Bug 6540: EOS - Prune pending owner change commits on leader change 16/45516/4
authorTom Pantelis <tpanteli@brocade.com>
Thu, 8 Sep 2016 14:16:53 +0000 (10:16 -0400)
committerTom Pantelis <tpanteli@brocade.com>
Mon, 26 Sep 2016 03:43:24 +0000 (23:43 -0400)
commit07c96b0fa318b7bf559df4954f705d06a44f1354
tree01e2cb28b32cb47087cab3b1ccf74dcefc700265
parent74524984b8e8625f6b8e8c791c584844d49ccf45
Bug 6540: EOS - Prune pending owner change commits on leader change

When the shard leader is isolated, it attempts to re-assign ownership for down
peers. However, since it's isolated, it can't commit the modifications. If the
majority partition elects a new leader, when the partition is healed, the old
leader tries to forward the pending owner change commits to the new leader.
However this is problematic as the criteria used to determine the new owner is
stale and owner changes should only be committed by a valid leader. Since the
old leader is no longer the leader, it should not forward pending owner change
commits. However it still should forward local candidate change commits.

So I modified EntityOwnershipShardCommitCoordinator#onStateChange to iterate
the pending Modifications and remove WRITE modifications for the owner leaf
when the shard has transitioned to having a remote leader.

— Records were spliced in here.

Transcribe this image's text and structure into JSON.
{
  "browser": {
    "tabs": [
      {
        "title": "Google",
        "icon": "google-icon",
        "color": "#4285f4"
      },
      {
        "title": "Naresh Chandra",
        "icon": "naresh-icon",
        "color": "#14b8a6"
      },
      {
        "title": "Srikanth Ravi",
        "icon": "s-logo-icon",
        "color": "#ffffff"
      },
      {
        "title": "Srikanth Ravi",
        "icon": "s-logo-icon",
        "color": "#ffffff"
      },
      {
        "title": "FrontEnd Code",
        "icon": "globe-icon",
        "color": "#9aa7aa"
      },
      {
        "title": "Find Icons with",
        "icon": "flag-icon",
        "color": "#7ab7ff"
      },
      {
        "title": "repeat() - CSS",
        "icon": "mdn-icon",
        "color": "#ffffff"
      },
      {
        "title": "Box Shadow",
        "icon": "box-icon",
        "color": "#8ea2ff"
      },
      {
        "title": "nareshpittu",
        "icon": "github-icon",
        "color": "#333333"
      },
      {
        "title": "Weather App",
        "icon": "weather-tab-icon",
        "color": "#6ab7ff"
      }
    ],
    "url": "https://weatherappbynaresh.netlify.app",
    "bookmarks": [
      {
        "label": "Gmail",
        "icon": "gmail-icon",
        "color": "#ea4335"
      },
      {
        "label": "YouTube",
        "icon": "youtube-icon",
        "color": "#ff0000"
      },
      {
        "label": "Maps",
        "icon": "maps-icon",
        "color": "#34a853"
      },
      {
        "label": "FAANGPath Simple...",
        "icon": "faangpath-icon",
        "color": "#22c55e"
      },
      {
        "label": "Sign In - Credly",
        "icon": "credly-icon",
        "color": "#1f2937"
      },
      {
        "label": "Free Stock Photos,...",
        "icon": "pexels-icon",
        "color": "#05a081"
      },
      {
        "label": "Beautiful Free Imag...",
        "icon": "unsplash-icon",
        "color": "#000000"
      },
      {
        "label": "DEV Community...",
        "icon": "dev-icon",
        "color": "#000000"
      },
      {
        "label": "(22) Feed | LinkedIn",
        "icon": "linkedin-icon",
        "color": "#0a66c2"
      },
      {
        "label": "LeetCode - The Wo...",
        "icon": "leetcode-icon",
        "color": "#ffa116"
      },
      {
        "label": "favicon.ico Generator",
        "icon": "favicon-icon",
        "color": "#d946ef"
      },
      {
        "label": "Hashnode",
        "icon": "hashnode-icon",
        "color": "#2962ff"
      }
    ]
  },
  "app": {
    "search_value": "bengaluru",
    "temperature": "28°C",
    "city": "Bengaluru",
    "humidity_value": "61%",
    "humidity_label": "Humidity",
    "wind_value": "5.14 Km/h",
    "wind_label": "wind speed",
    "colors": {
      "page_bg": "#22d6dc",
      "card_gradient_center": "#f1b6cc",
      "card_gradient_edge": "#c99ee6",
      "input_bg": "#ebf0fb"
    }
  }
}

I also fixed an issue in EntityOwnershipShard#onCandidateRemoved that was
intermittently revealed by unit tests. Say candidate1 and candidate2 are
removed quickly for an entity and candidate1 is the current owner.
onCandidateRemoved is called for candidate1 and commits an update to write
candidate2 as the owner. If the write commit is still pending when
onCandidateRemoved is called for candidate2, the current owner will still
be candidate1 and the "message.getRemovedCandidate().equals(currentOwner)"
check will fail and thus the owner isn't cleared and candidate2 will remain
as owner. This results in a node being the owner w/o being in the candidate
list. (This patch may fix Bug 6672 as well)

A new testLeaderIsolation case was added to EntityOwnershipShardTest. Also I
reworked the tests and removed the use of the MockFollower and MockLeader
actors for consistency and also so the tests use the real EOS shard.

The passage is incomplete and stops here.